Third, thiophene is used as the starting material. First, through a specific reaction, such as reacting with the corresponding reagent under suitable conditions, a carboxyl group is introduced at the 2 position of thiophene to obtain thiophene-2-carboxylic acid. Then, as in the first method above, it is reacted with sodium hydroxide to obtain sodium 2-thiophene formate. The starting material of this path is thiophene, and there are many intermediate steps. Careful operation is required at each step to control the reaction conditions to improve the yield and purity of the target product. The quality and yield of each step are related to the quality and yield of the final product.

Sodium-thiophene-2-carboxylate is widely used in the field of chemical pharmaceuticals.
In the field of organic synthesis, this is a key raw material. It can participate in a variety of organic reactions, such as nucleophilic substitution reactions. Through nucleophilic substitution, it can combine with many halogenated hydrocarbons to form novel carbon-carbon bonds, which are crucial in the construction process of complex organic molecules. By this method, chemists can prepare complex organic compounds with specific functions, which can be used in drug development and provide the possibility to create new drug molecules.
In the field of materials science, it also shows unique application value. Or it can be used as an additive and integrated into polymer materials. In this way, some properties of polymer materials can be improved, such as improving the stability of the material and changing its electrical properties. This is of great significance for the preparation of new materials with special properties, such as conductive polymer materials.
In the field of catalysis, sodium-thiophene-2-carboxylate may act as a cocatalyst. It can adjust the activity and selectivity of the main catalyst, promoting more efficient and precise chemical reactions. In some metal-catalyzed reaction systems, adding an appropriate amount of sodium-thiophene-2-carboxylate can significantly increase the rate and yield of the reaction, reduce the energy consumption and cost of the reaction, and then promote the efficiency and greening of chemical production.

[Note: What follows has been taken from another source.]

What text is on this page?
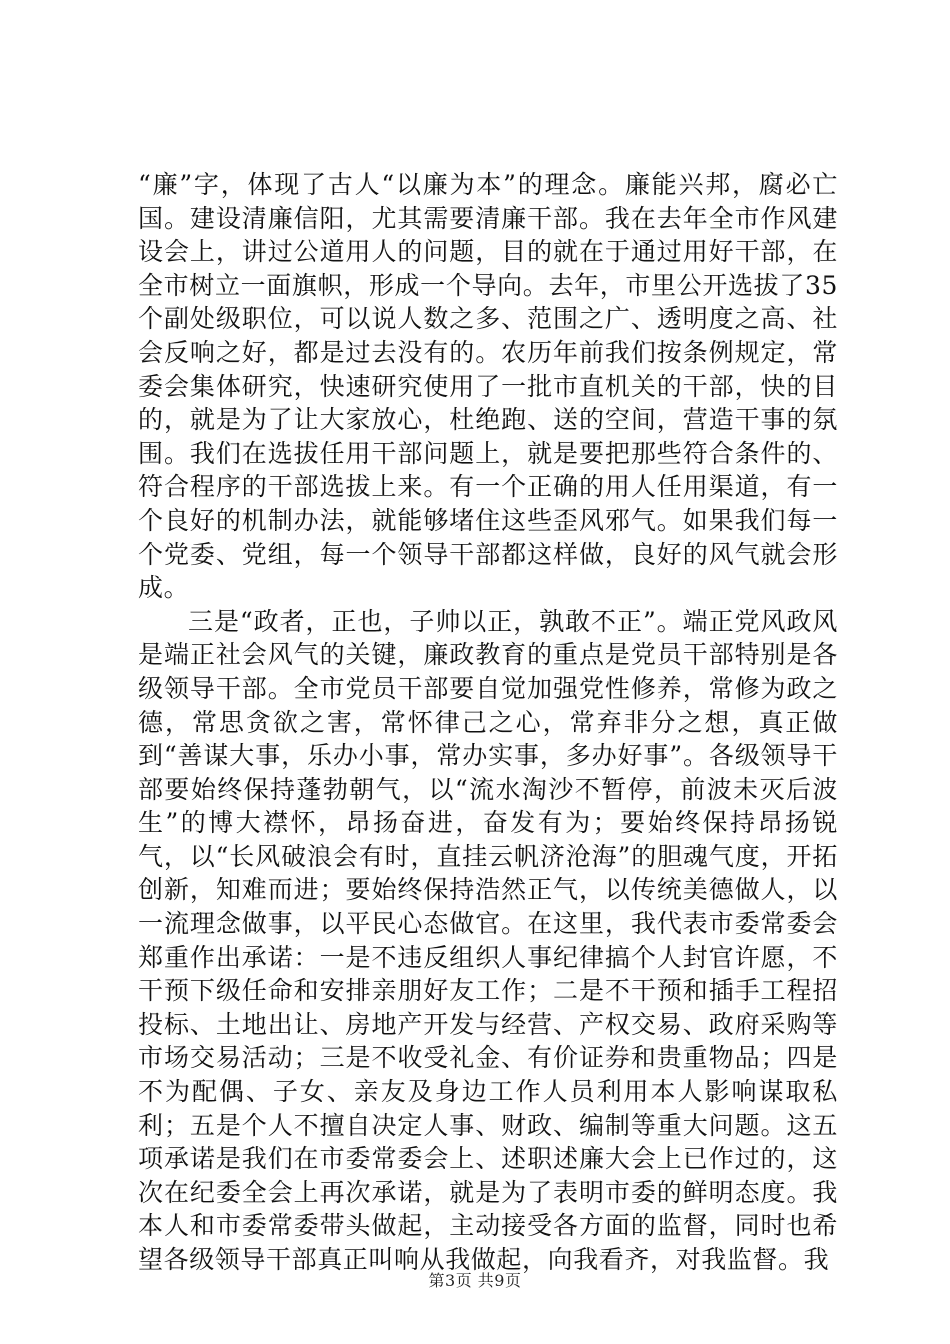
“廉”字，体现了古人“以廉为本”的理念。廉能兴邦，腐必亡国。建设清廉信阳，尤其需要清廉干部。我在去年全市作风建设会上，讲过公道用人的问题，目的就在于通过用好干部，在全市树立一面旗帜，形成一个导向。去年，市里公开选拔了35个副处级职位，可以说人数之多、范围之广、透明度之高、社会反响之好，都是过去没有的。农历年前我们按条例规定，常委会集体研究，快速研究使用了一批市直机关的干部，快的目的，就是为了让大家放心，杜绝跑、送的空间，营造干事的氛围。我们在选拔任用干部问题上，就是要把那些符合条件的、符合程序的干部选拔上来。有一个正确的用人任用渠道，有一个良好的机制办法，就能够堵住这些歪风邪气。如果我们每一个党委、党组，每一个领导干部都这样做，良好的风气就会形成。

三是“政者，正也，子帅以正，孰敢不正”。端正党风政风是端正社会风气的关键，廉政教育的重点是党员干部特别是各级领导干部。全市党员干部要自觉加强党性修养，常修为政之德，常思贪欲之害，常怀律己之心，常弃非分之想，真正做到“善谋大事，乐办小事，常办实事，多办好事”。各级领导干部要始终保持蓬勃朝气，以“流水淘沙不暂停，前波未灭后波生”的博大襟怀，昂扬奋进，奋发有为；要始终保持昂扬锐气，以“长风破浪会有时，直挂云帆济沧海”的胆魂气度，开拓创新，知难而进；要始终保持浩然正气，以传统美德做人，以一流理念做事，以平民心态做官。在这里，我代表市委常委会郑重作出承诺：一是不违反组织人事纪律搞个人封官许愿，不干预下级任命和安排亲朋好友工作；二是不干预和插手工程招投标、土地出让、房地产开发与经营、产权交易、政府采购等市场交易活动；三是不收受礼金、有价证券和贵重物品；四是不为配偶、子女、亲友及身边工作人员利用本人影响谋取私利；五是个人不擅自决定人事、财政、编制等重大问题。这五项承诺是我们在市委常委会上、述职述廉大会上已作过的，这次在纪委全会上再次承诺，就是为了表明市委的鲜明态度。我本人和市委常委带头做起，主动接受各方面的监督，同时也希望各级领导干部真正叫响从我做起，向我看齐，对我监督。我

第3页 共9页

Agricultural chemistry may also be involved. Some studies have shown that derivatives of such compounds may have a certain regulatory effect on plant growth. Either promote plant growth and development, or enhance plant resistance to pests and diseases, providing potential help for the sustainable development of agricultural production.

I don't know the price of sodium + thiophene - 2 - carboxylate in the market. The price of the market often changes with changes in time, land, quality, quantity, and supply and demand. To know its exact price, you should consult the merchants, trade associations or platforms specializing in chemical products in various cities.
If it is in the chemical market, its price may be related to the difficulty of production and the amount of demand. If the product is easy and the demand is large, the price may be flat; if the product is difficult and the demand is rare, the price may be high or high.
Or the price varies depending on the quality. The better price is higher, the second price is lower. And the purchase quantity also has an impact, the quantity may be discounted, and the quantity may be discounted or as usual.
Therefore, if you want to know the exact price of sodium + thiophene-2-carboxylate, you should visit the city in person and gather information from multiple sources to clarify the price range.